Menos conhecida, entretanto, é a realidade daquelas trabalhadoras e trabalhadores que estão na linha de frente do combate à pandemia. Esta conjuntura tem provado de forma trágica quem são os trabalhadores essenciais para o funcionamento de nossas sociedades: enfermeiras e técnicas de enfermagem, psicólogas, médicas, assistentes sociais, trabalhadoras da limpeza, entregadoras, trabalhadoras rurais e do setor alimentício, professoras da educação básica etc. Nas sociedades capitalistas, onde a vida está subordinada à produção do lucro, esses trabalhadores – na maioria racializados e mulheres – têm sido historicamente desvalorizados e precarizados e hoje multiplicam sua carga de trabalho para garantir a reprodução de nossas vidas.
O feminismo da reprodução social há muitos anos vem explicando e denunciando esse fenômeno: nessas sociedades, onde os trabalhadores encontram-se despossuídos dos seus meios de produção e de subsistência, a condição para a produção de valor é a reprodução cotidiana e geracional da força de trabalho, o que acontece através do trabalho de reprodução social. A reprodução social se organiza de forma diferenciada pelas linhas de raça, gênero e status de cidadania, e inclui, de um lado, o acesso aos meios de subsistência, à formação, ao desenvolvimento de competências dos trabalhadores para o processo de trabalho e, de outro lado, o padrão geral de vida, educação e saúde sustentado em uma dada sociedade. Ela envolve não só o que conhecemos por trabalho doméstico, como também o trabalho de cuidado, ambos realizados em sua maioria por mulheres não-remuneradas ou subrremuneradas em unidades familiares, ou em instituições como hospitais, escolas, casas de acolhimento etc. Por não ter em seu cerne uma lógica voltada para a produção de lucro e por demandar grandes quantidades de tempo, este trabalho é, ao mesmo tempo, necessário e um obstáculo à acumulação capitalista, que portanto tende a reduzir cada vez mais as condições de realizá-lo.
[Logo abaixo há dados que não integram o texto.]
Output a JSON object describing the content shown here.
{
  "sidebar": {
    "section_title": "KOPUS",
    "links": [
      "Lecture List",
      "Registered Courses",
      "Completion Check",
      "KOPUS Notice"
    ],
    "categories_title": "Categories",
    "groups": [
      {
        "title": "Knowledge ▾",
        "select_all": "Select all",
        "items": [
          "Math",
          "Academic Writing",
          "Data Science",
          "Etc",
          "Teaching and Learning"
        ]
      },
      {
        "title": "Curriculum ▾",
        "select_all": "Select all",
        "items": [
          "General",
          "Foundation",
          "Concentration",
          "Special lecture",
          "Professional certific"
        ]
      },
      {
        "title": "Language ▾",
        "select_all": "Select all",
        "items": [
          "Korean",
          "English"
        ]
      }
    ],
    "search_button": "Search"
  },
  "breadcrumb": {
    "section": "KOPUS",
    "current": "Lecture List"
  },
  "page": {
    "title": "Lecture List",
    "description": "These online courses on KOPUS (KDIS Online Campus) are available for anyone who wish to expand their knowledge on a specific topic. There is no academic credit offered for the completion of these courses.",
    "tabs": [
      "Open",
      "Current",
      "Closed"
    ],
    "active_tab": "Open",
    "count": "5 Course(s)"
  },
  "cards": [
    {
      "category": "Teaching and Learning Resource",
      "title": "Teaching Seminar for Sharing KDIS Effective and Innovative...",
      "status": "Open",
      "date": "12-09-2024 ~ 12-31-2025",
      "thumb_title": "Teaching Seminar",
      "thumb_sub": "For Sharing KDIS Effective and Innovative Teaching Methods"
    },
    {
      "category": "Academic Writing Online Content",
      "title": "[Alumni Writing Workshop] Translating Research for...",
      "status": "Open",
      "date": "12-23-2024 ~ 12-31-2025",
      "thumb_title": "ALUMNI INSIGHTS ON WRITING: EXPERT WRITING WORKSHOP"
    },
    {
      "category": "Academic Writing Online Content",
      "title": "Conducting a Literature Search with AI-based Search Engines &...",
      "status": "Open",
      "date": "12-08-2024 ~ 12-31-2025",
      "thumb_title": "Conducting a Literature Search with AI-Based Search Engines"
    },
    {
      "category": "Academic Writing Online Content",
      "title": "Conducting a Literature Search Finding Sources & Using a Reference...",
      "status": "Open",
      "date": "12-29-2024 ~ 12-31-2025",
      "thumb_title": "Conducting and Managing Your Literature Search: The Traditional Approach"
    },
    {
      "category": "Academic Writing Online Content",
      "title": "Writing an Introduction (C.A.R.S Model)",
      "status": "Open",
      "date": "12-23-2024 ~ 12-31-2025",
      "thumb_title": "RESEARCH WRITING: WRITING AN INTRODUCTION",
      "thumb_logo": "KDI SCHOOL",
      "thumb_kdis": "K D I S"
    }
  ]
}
O neoliberalismo leva a lógica do capital à sua extrema potência: busca superar suas crises gerando novas crises, através da precarização máxima das condições de vida de todos os trabalhadores, do endividamento público e privado e do desmonte e cortes nas políticas públicas. Os Estados neoliberais retiram sua responsabilidade em compensar a desvalorização dos salários enquanto desregulamentam mercados e relações de trabalho, e expandem o seu papel punitivo e repressor. Entendemos, portanto, que o neoliberalismo é um sistema de re-regulação; há uma mudança no caráter da intervenção estatal, que passa a organizar a economia e as instituições políticas no sentido de salvaguardar os lucros do capital através de processos expropriatórios cada vez mais intensos, em regime de acumulação financeirizado, que em si, é potencial causador de crises. Do ponto de vista da reprodução social, jornadas de trabalho mais extensas, salários e condições de trabalho cada vez mais precários e um alto nível de desemprego geram um padrão intensificado de crise do cuidado, isto é, a incapacidade das famílias e comunidades em garantir a sua própria reprodução.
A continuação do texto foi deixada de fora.